July 27, 2010 Toronto
Today my mood was less macabre and more upbeat. Yesterday was my first day back at my childhood home. It was the day of reconnecting with my past, and it was inevitable that I would have to face a time shock. Today, the job of getting on with life began.
This morning I walked to the Warden subway, a metro station, where I used to go almost everyday during my teenage years to catch a train to the university. Not only is this a place where one can enter the underground world of Toronto’s subway system, it is also where one can enter the hidden world of Toronto’s ravine system. The City of Toronto is blessed with a large network of interconnected ravines which have been preserved as natural wildlife areas. These ravines are part of the Don River around which the city has been built and which has a large network of tributaries that fork out all over the city. One can walk the trails in these ravines for days and still not pass through the whole river system. In the mornings these ravines are a beehive of wildlife activity. The city is famous for a huge varieties birds, pheasants, raccoons, skunks, porcupine and even the occasional deer.
The world in these ravines is lush and green and totally divorced from the busy city above. As a child I loved to go to this place in the morning. It is amazing how much I miss the color green. I thought I had overcome my need for green, but as I walked this ravine today, I realized I had only suppressed my need for green. In fact I ache for green. My present world in the deserts of California is brown.

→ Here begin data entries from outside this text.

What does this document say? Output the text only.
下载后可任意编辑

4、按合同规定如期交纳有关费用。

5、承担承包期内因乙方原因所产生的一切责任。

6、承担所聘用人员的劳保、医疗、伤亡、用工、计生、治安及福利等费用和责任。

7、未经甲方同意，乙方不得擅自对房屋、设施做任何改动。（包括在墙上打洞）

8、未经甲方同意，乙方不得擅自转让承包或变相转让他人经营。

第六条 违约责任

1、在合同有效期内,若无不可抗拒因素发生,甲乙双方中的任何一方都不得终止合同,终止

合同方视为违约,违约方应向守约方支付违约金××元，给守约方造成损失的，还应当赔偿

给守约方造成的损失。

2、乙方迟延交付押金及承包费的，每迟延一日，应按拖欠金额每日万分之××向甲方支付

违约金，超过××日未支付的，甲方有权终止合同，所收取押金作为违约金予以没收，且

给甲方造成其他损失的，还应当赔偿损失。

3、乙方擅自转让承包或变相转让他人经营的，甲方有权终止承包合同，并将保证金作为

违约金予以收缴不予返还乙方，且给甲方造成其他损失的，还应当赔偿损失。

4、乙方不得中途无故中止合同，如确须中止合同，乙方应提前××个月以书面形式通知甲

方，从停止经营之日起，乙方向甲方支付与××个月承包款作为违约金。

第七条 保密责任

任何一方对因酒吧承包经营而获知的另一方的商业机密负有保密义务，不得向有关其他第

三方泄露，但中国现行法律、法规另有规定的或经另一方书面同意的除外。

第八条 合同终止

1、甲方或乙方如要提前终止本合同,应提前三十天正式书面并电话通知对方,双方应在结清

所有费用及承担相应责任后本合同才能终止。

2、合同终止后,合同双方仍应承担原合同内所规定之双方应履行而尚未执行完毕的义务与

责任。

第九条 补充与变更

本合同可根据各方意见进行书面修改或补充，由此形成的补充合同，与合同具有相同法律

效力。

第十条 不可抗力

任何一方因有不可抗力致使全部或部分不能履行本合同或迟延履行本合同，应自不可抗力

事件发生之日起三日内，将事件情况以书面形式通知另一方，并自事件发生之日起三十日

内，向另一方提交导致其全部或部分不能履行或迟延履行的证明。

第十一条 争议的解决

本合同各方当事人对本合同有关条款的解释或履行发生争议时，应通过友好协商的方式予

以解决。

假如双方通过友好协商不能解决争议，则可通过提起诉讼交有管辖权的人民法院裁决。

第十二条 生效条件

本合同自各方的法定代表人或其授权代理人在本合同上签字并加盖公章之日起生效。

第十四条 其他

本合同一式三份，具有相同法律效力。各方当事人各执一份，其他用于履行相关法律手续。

Little by little I am visiting the shrines of my youth. This is a pilgrimage into my past, but as I take this journey my heart again is filled with bitter sweet emotions. It has been 15 years since I have last seen my parents and almost 40 years since I have seen these ravines and the other places of my past. I have avoided this trip for years, not wanting to see or feel any of this, and now that it is happening my thoughts are predictably confused. Again I am confronting the macabre reality of time. In these ravines my friends and I would climb the bluffs, wade through the creeks, build forts, ride our bikes, and hike for hours. These places were our private world away from the watchful eye of our parents and the city above. On this morning I walked for an hour within this ravine. It was here, in this hidden world beneath the city streets of Toronto, that I spent much of my childhood. I even found the place where I had carved my initials almost forty years ago. Seeing these trees was like meeting old friends. How strange that my human friends are long gone, but these trees still stand to greet me after so many years. It was good to meet these silent old friends.
In the afternoon we drove to my brother’s home a 100 kilometers north of Toronto. John is three years younger than I and he lives in a small town with his wife and his one remaining daughter who is still at home. He has three daughters. John is what I call the normal son, only for the fact that he did not join a religious cult and leave the country. My brother looks good! He started going bald years ago, but instead of looking old he has shaved his head and sports a pair of stylish glasses. He is fit and trim and well dressed. I give him credit for turning baldness into stylish. It is such a sight to see him standing beside my father, who looks like an old farmer in his suspenders, pocket protector and disheveled hat. Since his retirement why father has even adopted the farmer’s “twang” that many rural people in this part of the country use. My father indeed has adopted the old farmer ways.
John’s family was away at their cottage so I could not meet them. One thing that most impresses me about John and Janet, his wife, is a decade ago they adopted a child from an orphanage in China, instead of creating that extra child here. This was a supreme act of kindness and love that overwhelms me to this day. I simply do not have that kind of compassion for such an undertaking. I have never met Madison, their adopted daughter; she is almost ten now, and I had hoped to meet her on this trip, but that will have to wait until an other day. It was good to sit with my brother and my parents and be together once again. It was John who noted that it had been 40 years since we had done this together. Indeed it has been this long.